IIRC, most x86 space processors do divide as part of their pipeline. I'm obviously not going to confirm anything but divides in ARM space is more of a separate iterative sequencer deal. Those take up a lot less space but it does mean divide throughput isn't very high, hence the desire for dual.
I have never seen an x86 processor that has divide instructions that have anything less than several cycle reciprocal throughput. Usually it's almost as high as the latency. And most of them use successive subtraction based algorithms, although usually generating more than 1-bit per cycle (2, 3, or even 4). So while they can operate independently of everything else they aren't really pipelined.
Well, outside of very densely packed matrix manipulation, SIMD workloads tend to be load-bound from what I've seen. Single cycle turnaround between ld-compute-store frees up precious ld/st queues.
Quite a broad statement. There's a lot of room between densely packed matrix manipulation (n^3 time vs n^2 space) and "load-bound." Much less "read-modify-write" bound!
Erm, according to the optimization guide:
http://www.intel.com/content/dam/doc/manual/64-ia-32-architectures-optimization-manual.pdf
The only instructions with a throughput of 1 or higher that can issue from either port independently are logicals (AND/OR/BT/XOR/etc).
All others either have a throughput of 0.5, require both ports, or can only issue from one of the ports.
You are reading the table incorrectly, "throughput" clearly means reciprocal throughput, or how many cycles it takes to execute the instruction.
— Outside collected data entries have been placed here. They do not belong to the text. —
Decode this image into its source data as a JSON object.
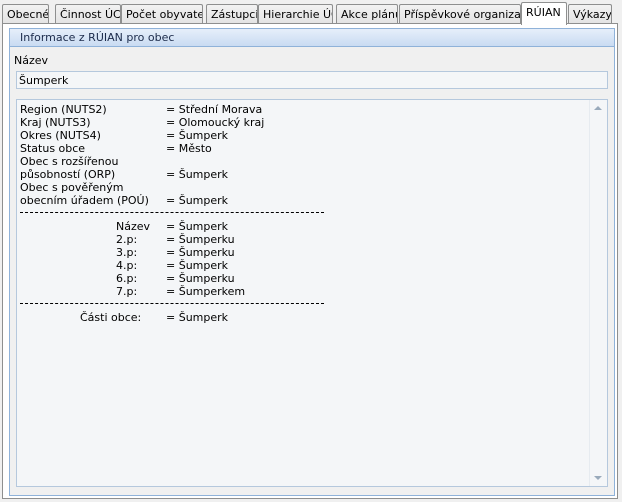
{
  "tabs": [
    {
      "label": "Obecné"
    },
    {
      "label": "Činnost ÚC"
    },
    {
      "label": "Počet obyvatel"
    },
    {
      "label": "Zástupci"
    },
    {
      "label": "Hierarchie ÚC"
    },
    {
      "label": "Akce plánu"
    },
    {
      "label": "Příspěvkové organizace"
    },
    {
      "label": "RÚIAN"
    },
    {
      "label": "Výkazy"
    }
  ],
  "group": {
    "title": "Informace z RÚIAN pro obec",
    "name_label": "Název",
    "name_value": "Šumperk"
  },
  "info": {
    "regions": [
      {
        "label": "Region (NUTS2)",
        "value": "= Střední Morava"
      },
      {
        "label": "Kraj (NUTS3)",
        "value": "= Olomoucký kraj"
      },
      {
        "label": "Okres (NUTS4)",
        "value": "= Šumperk"
      },
      {
        "label": "Status obce",
        "value": "= Město"
      }
    ],
    "orp_label_1": "Obec s rozšířenou",
    "orp_label_2": "působností (ORP)",
    "orp_value": "= Šumperk",
    "pou_label_1": "Obec s pověřeným",
    "pou_label_2": "obecním úřadem (POÚ)",
    "pou_value": "= Šumperk",
    "separator": "--------------------------------------------------------------",
    "cases": [
      {
        "label": "Název",
        "value": "= Šumperk"
      },
      {
        "label": "2.p:",
        "value": "= Šumperku"
      },
      {
        "label": "3.p:",
        "value": "= Šumperku"
      },
      {
        "label": "4.p:",
        "value": "= Šumperk"
      },
      {
        "label": "6.p:",
        "value": "= Šumperku"
      },
      {
        "label": "7.p:",
        "value": "= Šumperkem"
      }
    ],
    "parts_label": "Části obce:",
    "parts_value": "= Šumperk"
  }
}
Notice how simple ALU integer instructions have 0.5 throughput against register or immediate, but 1.0 against memory? And those are the ones that are listed as capable of issuing from either port? Figure it out.
So first up, we see that 128-bit packed integer (not just logical, ALSO add and subtract, abs, avg, cmp, min, max, sign) can execute on both ports. So not only does it have two 128-bit SSE ports but they can co-issue.
Second, 128-bit addps has a throughput of 1, meaning it's also 128-bit, and executes on port 1, meaning it can co-issue with stuff on port 0. And 128-bit mulps has a throughput of 2 and executes on port 0, meaning it can co-issue with adds.
Finally, although I didn't mention them at all first time around, 128-bit integer multiplies and MADs are single cycle and execute on port 0. Even the 32-bit ones.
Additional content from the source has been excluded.